If and when Bhullar does check in off the Kings' bench, it will represent a watershed moment that "has been a long, long time coming," as Akshay Manwani wrote for NBA India:


The Germans first had Detlef Schrempf and then Dirk Nowitzki. The Australians sent big-man Luc Longley to play alongside [Michael] Jordan and Scottie Pippen in the 1990s while the Croatians had Drazen Petrovic and Toni Kukoc. Arvydas Sabonis came to play from Lithuania but before him there was Sarunas Marciulionis. The French had Tony Parker. The Argentinians had Manu Ginobili. The Chinese, our neighbours, and rivals on several fronts, had Yao Ming, whose selection in the 2002 NBA Draft caused an overnight surge in the following of the game in China.

With the increasing presence of players from across the globe in the NBA and better television coverage of the league in India, hoops fans were waiting for someone from amongst our own to cheer for. As the NBA invested in the game in India, building at the grassroots level, educating coaches, holding clinics for children and the youth, we knew it was only a matter of time before the ‘chosen one’ came along. But patience is a rare virtue in today’s day and age and so we asked anybody who visited — David Stern, Chris Bosh, Bruce Bowen — when, oh when would an Indian player make his NBA debut? Some said ‘three years’, some said ‘five’. Some said ‘soon’, while others simply asked us to, well, ‘be patient’.

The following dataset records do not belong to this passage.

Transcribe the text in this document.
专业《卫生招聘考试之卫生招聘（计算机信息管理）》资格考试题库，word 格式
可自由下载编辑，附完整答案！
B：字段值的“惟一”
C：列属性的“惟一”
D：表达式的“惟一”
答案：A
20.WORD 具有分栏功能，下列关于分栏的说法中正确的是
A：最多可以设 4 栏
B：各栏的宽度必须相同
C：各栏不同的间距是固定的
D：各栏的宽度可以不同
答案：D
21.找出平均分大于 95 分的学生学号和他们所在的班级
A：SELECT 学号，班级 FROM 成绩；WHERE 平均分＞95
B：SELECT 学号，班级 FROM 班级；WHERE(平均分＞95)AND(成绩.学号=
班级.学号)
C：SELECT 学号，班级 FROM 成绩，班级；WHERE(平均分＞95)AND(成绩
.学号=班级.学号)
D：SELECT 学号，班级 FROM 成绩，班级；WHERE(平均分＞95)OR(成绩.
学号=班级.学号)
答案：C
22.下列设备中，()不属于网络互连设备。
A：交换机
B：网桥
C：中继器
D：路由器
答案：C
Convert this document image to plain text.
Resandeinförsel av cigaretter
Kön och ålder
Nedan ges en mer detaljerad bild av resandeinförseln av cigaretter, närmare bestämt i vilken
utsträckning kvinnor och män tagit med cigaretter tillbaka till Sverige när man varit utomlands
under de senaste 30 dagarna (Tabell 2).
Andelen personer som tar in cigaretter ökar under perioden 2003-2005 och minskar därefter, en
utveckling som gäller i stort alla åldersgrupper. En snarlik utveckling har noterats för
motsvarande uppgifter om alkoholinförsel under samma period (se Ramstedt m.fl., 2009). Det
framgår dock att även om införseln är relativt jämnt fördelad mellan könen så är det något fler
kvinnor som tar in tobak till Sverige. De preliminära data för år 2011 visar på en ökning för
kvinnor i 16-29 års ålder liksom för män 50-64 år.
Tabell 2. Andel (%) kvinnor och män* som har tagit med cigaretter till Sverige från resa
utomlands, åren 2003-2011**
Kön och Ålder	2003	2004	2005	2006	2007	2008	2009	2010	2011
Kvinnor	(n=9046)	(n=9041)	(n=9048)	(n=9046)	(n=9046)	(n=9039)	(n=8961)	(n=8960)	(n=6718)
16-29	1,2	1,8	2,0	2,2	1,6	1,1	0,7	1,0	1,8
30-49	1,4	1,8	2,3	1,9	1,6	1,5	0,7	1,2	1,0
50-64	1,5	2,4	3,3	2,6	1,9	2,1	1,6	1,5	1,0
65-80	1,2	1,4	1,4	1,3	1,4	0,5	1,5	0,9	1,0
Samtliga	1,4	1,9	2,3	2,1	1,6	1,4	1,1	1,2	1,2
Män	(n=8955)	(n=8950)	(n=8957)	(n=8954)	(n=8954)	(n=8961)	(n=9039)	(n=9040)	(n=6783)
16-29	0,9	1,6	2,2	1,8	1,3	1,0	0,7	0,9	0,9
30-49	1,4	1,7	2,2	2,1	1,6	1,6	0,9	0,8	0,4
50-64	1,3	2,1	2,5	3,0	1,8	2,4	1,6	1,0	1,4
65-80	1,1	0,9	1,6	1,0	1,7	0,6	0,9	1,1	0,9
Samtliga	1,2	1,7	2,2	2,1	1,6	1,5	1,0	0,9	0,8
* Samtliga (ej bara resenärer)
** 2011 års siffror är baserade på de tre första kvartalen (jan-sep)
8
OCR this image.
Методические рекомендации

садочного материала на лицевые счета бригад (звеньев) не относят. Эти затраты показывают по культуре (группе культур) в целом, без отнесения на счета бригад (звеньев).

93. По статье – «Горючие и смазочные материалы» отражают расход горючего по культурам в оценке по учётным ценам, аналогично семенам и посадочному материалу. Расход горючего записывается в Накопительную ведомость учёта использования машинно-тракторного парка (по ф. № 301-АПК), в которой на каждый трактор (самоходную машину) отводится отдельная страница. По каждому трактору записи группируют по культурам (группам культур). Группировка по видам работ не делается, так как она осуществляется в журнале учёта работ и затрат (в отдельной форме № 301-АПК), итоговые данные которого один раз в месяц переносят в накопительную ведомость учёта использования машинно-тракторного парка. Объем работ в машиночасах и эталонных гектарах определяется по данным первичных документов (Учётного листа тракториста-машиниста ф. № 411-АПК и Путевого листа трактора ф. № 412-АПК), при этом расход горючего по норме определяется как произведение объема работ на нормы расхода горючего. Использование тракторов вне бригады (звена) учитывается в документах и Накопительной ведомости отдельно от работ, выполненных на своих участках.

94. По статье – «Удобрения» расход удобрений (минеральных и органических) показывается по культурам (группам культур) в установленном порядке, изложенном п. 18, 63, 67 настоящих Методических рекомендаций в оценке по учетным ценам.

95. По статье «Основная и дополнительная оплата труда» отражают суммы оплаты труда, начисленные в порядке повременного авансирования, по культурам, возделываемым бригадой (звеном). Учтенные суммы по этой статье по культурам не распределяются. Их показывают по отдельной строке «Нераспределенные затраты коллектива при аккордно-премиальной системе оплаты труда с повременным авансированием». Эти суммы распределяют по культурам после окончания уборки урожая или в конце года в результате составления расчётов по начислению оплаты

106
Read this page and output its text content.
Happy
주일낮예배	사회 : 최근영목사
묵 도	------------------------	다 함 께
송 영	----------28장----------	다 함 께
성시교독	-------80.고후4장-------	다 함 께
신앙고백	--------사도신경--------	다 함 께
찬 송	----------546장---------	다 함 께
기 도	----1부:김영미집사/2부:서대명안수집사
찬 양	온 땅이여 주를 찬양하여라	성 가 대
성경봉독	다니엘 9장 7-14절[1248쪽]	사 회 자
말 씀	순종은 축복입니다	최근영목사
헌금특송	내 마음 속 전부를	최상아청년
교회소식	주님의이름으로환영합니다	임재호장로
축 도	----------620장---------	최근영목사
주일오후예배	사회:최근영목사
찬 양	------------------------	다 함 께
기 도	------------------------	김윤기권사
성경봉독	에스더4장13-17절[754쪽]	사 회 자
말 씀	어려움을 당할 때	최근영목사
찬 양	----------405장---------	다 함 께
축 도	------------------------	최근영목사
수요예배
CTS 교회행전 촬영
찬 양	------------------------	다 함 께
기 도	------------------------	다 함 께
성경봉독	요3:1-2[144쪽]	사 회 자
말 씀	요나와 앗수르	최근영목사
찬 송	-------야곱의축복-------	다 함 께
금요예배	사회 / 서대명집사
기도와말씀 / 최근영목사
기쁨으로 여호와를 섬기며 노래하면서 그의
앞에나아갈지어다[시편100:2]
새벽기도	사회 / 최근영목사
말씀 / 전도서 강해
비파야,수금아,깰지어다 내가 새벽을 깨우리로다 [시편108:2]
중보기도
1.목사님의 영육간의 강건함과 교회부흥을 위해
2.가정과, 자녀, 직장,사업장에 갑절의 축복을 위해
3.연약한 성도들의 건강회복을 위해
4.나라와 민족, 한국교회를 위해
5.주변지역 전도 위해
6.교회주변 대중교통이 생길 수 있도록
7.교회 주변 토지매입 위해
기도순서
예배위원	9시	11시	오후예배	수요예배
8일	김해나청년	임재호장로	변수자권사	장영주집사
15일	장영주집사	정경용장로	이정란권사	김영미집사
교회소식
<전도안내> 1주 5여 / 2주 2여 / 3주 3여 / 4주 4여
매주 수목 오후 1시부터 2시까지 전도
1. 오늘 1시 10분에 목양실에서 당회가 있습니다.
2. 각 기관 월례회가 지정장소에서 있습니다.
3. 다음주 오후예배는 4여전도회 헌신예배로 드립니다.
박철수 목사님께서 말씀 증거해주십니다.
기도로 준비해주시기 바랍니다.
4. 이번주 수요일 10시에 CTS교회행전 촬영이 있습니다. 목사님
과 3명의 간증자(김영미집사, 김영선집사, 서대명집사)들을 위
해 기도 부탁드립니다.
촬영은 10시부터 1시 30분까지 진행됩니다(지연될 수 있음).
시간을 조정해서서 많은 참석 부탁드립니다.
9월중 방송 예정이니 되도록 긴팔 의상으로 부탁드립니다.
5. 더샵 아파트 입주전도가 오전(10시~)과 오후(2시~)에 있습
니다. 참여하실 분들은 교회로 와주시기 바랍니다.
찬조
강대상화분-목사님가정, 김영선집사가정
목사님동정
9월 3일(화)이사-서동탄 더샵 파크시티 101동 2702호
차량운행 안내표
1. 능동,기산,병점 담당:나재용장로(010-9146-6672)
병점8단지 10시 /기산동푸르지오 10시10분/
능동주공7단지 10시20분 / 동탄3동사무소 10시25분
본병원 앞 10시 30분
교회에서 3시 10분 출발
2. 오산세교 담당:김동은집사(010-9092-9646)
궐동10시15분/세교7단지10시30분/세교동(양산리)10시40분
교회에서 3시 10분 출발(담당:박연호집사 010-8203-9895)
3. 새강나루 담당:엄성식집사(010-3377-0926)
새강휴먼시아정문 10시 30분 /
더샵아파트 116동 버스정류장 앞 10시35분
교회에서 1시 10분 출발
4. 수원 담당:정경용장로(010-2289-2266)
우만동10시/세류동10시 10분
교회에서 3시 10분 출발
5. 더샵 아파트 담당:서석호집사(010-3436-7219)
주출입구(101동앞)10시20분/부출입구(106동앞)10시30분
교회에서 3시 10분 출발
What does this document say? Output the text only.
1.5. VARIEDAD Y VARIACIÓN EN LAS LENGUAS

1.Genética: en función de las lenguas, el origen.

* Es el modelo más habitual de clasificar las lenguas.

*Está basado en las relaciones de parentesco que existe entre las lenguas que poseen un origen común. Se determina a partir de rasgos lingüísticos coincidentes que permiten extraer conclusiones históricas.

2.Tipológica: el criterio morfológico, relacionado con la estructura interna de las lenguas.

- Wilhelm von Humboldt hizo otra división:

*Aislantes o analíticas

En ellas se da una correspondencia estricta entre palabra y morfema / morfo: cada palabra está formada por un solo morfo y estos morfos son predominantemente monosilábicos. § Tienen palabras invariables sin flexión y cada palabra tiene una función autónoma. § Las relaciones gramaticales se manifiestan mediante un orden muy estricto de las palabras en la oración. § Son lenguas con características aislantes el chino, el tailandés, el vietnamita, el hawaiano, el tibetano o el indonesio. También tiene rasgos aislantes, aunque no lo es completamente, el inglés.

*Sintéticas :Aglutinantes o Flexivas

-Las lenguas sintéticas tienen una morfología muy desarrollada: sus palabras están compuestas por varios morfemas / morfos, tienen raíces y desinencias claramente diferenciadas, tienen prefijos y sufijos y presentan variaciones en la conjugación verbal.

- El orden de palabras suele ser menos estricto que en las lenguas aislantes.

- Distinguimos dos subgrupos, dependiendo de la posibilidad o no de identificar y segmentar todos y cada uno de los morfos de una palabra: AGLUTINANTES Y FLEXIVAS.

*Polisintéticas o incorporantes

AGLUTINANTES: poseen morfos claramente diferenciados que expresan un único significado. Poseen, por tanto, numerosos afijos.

In the meantime, we wore LeBron James inspired headbands, imitated Kobe Bryant’s swagger, cheered for the Chicago Bulls, the San Antonio Spurs, the Los Angeles Lakers, the Boston Celtics, but ultimately yearned and awaited for the coming of that one prodigal son into the league, whom we could raucously applaud for being our own.

The time for such applause is almost at hand. Seems like a slightly bigger deal than your average 10-day contract in the last two weeks of a season, huh?